Monday, March 19, 2007 12:19 AM by Jon Galloway

# re: Can Operating Systems tell if they're running in a Virtual Machine?

@Victor - That's fine if you trust the VMM manufacturer (Virtual PC, Virtual Server, VMWare, Xen, etc.). What if the VMM doesn't want to be detected and reports the motherboard manufacturer is "Intel"? How would WMI help then?

Monday, March 19, 2007 12:23 AM by Jon Galloway

# re: Can Operating Systems tell if they're running in a Virtual Machine?

Can Operating Systems tell if it runs under which VVM (e.g Xen, Vware..etc)?

Monday, March 26, 2007 10:06 AM by Otto

# re: Can Operating Systems tell if they're running in a Virtual Machine?

I know this blog is old (came across it in google search for a check for amd-v extensions), but the statement is made regarding whether an OS can tell if it is running ina VM and this statement was made "...It works by making direct machine level calls to the virtualized CPU that will reveal if the CPU is real or virtual." Just a point, currently I don't know if any virtualization platforms, VMware, MS (formally Connectrix), Parallels, etc that virtualize the CPU, the CPU is directly accessed by the VM and is not virtualized.

In emulators, that may be the case, but in virtualization, only the various hardware like NICs, disk controllers, etc are virtualized and that is the key to detirming if an OS is running within a VM.

Now, if you don't install the various tools or enhanced vitual hardware, it is harder to  detect. For example, in VMware, the default NIC before tools are installed is an AMD PCNET adapter so if you query that, you don't know if you are talking to an actual PCNET adapter or a virtualized one. When I check, in scripts, I simply check for the VMware name string at various places and the first place is the VMware Tools service.

Saturday, February 16, 2008 1:43 PM by Mark Dean

# re: Can Operating Systems tell if they're running in a Virtual Machine?

of course. the first byte of the CPUID is 0xff.

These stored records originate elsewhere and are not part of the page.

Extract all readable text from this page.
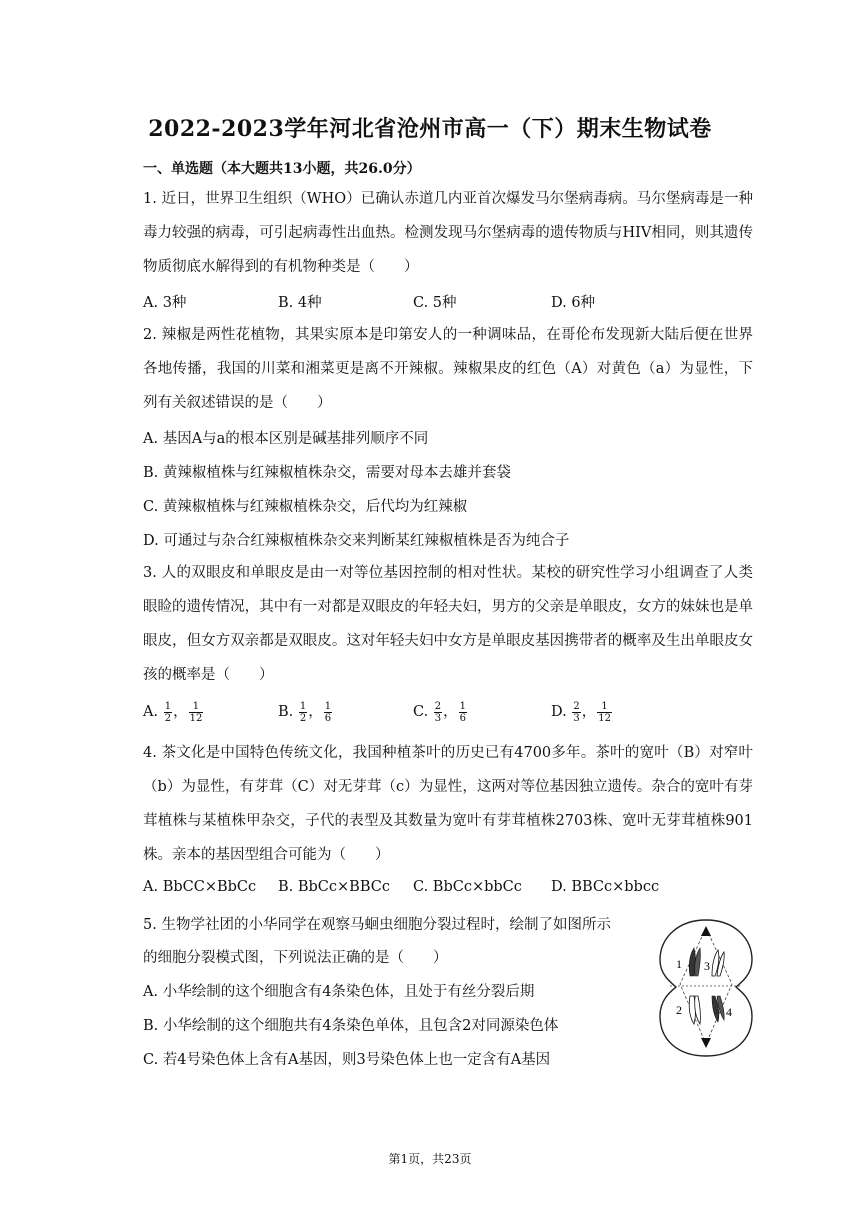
2022-2023学年河北省沧州市高一（下）期末生物试卷
一、单选题（本大题共13小题，共26.0分）
1. 近日，世界卫生组织（WHO）已确认赤道几内亚首次爆发马尔堡病毒病。马尔堡病毒是一种毒力较强的病毒，可引起病毒性出血热。检测发现马尔堡病毒的遗传物质与HIV相同，则其遗传物质彻底水解得到的有机物种类是（　　）
A. 3种	B. 4种	C. 5种	D. 6种
2. 辣椒是两性花植物，其果实原本是印第安人的一种调味品，在哥伦布发现新大陆后便在世界各地传播，我国的川菜和湘菜更是离不开辣椒。辣椒果皮的红色（A）对黄色（a）为显性，下列有关叙述错误的是（　　）
A. 基因A与a的根本区别是碱基排列顺序不同
B. 黄辣椒植株与红辣椒植株杂交，需要对母本去雄并套袋
C. 黄辣椒植株与红辣椒植株杂交，后代均为红辣椒
D. 可通过与杂合红辣椒植株杂交来判断某红辣椒植株是否为纯合子
3. 人的双眼皮和单眼皮是由一对等位基因控制的相对性状。某校的研究性学习小组调查了人类眼睑的遗传情况，其中有一对都是双眼皮的年轻夫妇，男方的父亲是单眼皮，女方的妹妹也是单眼皮，但女方双亲都是双眼皮。这对年轻夫妇中女方是单眼皮基因携带者的概率及生出单眼皮女孩的概率是（　　）
A. $\frac{1}{2}$ ， $\frac{1}{12}$	B. $\frac{1}{2}$ ， $\frac{1}{6}$	C. $\frac{2}{3}$ ， $\frac{1}{6}$	D. $\frac{2}{3}$ ， $\frac{1}{12}$
4. 茶文化是中国特色传统文化，我国种植茶叶的历史已有4700多年。茶叶的宽叶（B）对窄叶（b）为显性，有芽茸（C）对无芽茸（c）为显性，这两对等位基因独立遗传。杂合的宽叶有芽茸植株与某植株甲杂交，子代的表型及其数量为宽叶有芽茸植株2703株、宽叶无芽茸植株901株。亲本的基因型组合可能为（　　）
A. BbCC×BbCc B. BbCc×BBCc C. BbCc×bbCc D. BBCc×bbcc
5. 生物学社团的小华同学在观察马蛔虫细胞分裂过程时，绘制了如图所示
的细胞分裂模式图，下列说法正确的是（　　）
A. 小华绘制的这个细胞含有4条染色体，且处于有丝分裂后期
B. 小华绘制的这个细胞共有4条染色单体，且包含2对同源染色体
C. 若4号染色体上含有A基因，则3号染色体上也一定含有A基因
1 3
2	4
第1页，共23页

been that way since, oh, about 1967.

or were you talking about them newfangled naked mini thingies?

Tuesday, August 19, 2008 10:02 PM by vmbigot

# re: Can Operating Systems tell if they're running in a Virtual Machine?

The question is a fundamental computer science question referred to as the halting problem posed by Alan Turing. To be clear, his theory actually states the inverse of the question "Is it possible to fool an OS into running on a VM?".  The halting problem implies it is impossible to write an algorithm for a program that checks if other programs are running correctly. In other words, programs can always be fooled.

Saturday, December 6, 2008 5:27 AM by jamesanderson

# re: Can Operating Systems tell if they're running in a Virtual Machine?

Hi All, nice discussion! I can not find all the source codes, does someone collects them?

And another question, is it possible to nest VMs? If not, am i safe when installing my own hypervisor, ring -1 is then already taken.